Feeling inspired? Here are a few Latinx-supporting non-profits and theatres to support!
The Hispanic Institute is a nonprofit organization that provides an effective education forum for an informed and empowered Hispanic America. As a leading Hispanic organization, the Hispanic Institute manages several ongoing projects, including studying Hispanic economic contributions, media monitoring, consumer fraud protection, citizenship education, and technology and telecommunication research.
The Latino Victory Fund is a progressive political action committee working to increase Latino representation at every level of government. From school boards to the Senate and White House, Latino Victory identifies, recruits, and develops candidates for public office while building a permanent base of Latino donors to support them.
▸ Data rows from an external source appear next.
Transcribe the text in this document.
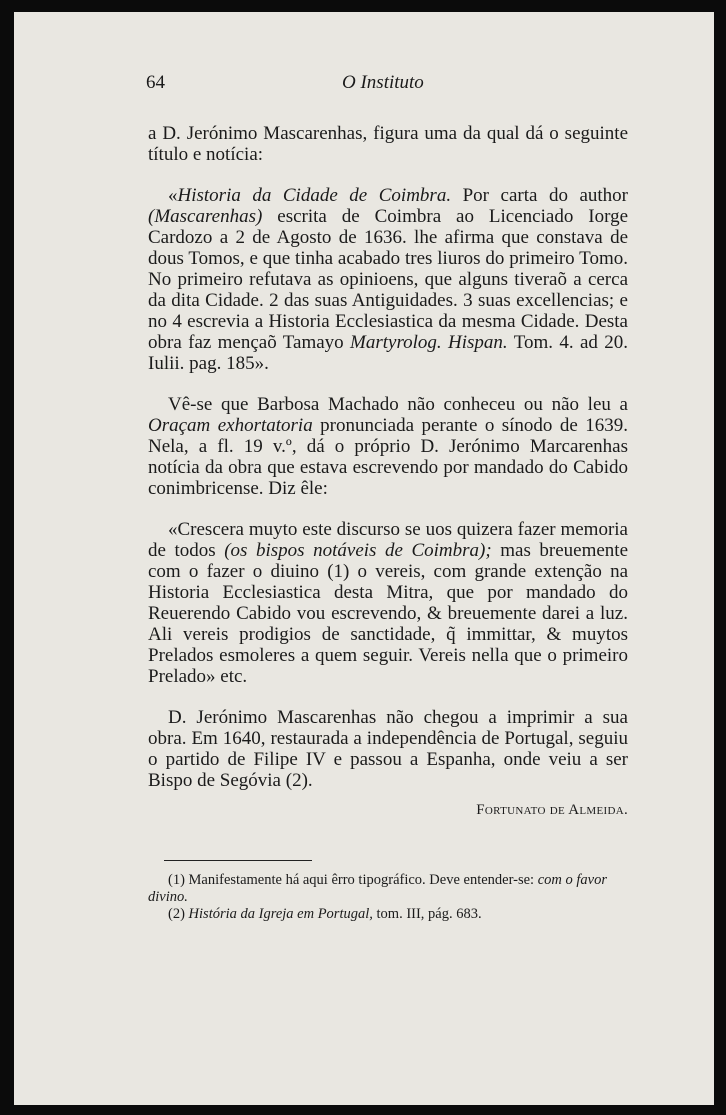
64	O Instituto

a D. Jerónimo Mascarenhas, figura uma da qual dá o seguinte título e notícia:

«Historia da Cidade de Coimbra. Por carta do author (Mascarenhas) escrita de Coimbra ao Licenciado Iorge Cardozo a 2 de Agosto de 1636. lhe afirma que constava de dous Tomos, e que tinha acabado tres liuros do primeiro Tomo. No primeiro refutava as opinioens, que alguns tiveraõ a cerca da dita Cidade. 2 das suas Antiguidades. 3 suas excellencias; e no 4 escrevia a Historia Ecclesiastica da mesma Cidade. Desta obra faz mençaõ Tamayo Martyrolog. Hispan. Tom. 4. ad 20. Iulii. pag. 185».

Vê-se que Barbosa Machado não conheceu ou não leu a Oraçam exhortatoria pronunciada perante o sínodo de 1639. Nela, a fl. 19 v.º, dá o próprio D. Jerónimo Marcarenhas notícia da obra que estava escrevendo por mandado do Cabido conimbricense. Diz êle:

«Crescera muyto este discurso se uos quizera fazer memoria de todos (os bispos notáveis de Coimbra); mas breuemente com o fazer o diuino (1) o vereis, com grande extenção na Historia Ecclesiastica desta Mitra, que por mandado do Reuerendo Cabido vou escrevendo, & breuemente darei a luz. Ali vereis prodigios de sanctidade, q̃ immittar, & muytos Prelados esmoleres a quem seguir. Vereis nella que o primeiro Prelado» etc.

D. Jerónimo Mascarenhas não chegou a imprimir a sua obra. Em 1640, restaurada a independência de Portugal, seguiu o partido de Filipe IV e passou a Espanha, onde veiu a ser Bispo de Segóvia (2).

Fortunato de Almeida.

(1) Manifestamente há aqui êrro tipográfico. Deve entender-se: com o favor divino.

(2) História da Igreja em Portugal, tom. III, pág. 683.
Latino Victory is developing a pipeline of Latino leaders who will fight for the issues that matter, and its work is intended to elevate and advance values important to their communities.
Established in 1998, Latino Public Broadcasting (LPB) features the diverse voices of the Latino community in public media throughout the United States. A registered nonprofit organization, LPB is “the leader of the development, production, acquisition, and distribution of non-commercial educational and cultural media that is representative of Latino people, or addresses issues of particular interest to Latino Americans.”
The Latino Theater Company’s (LTC) mission at The Los Angeles Theatre Center (LATC), is to provide a world-class arts center for those pursuing artistic excellence, a laboratory where both tradition and innovation are honored and honed, a place where the convergence of people, cultures, and ideas contribute to the future.
The Latinx Theatre Commons (LTC) is a national movement that uses a commons-based approach to transform the narrative of the American theatre, amplify the visibility of Latinx performance-making, and champion equity through advocacy, art-making, convening, and scholarship. The LTC is a flagship program of HowlRound.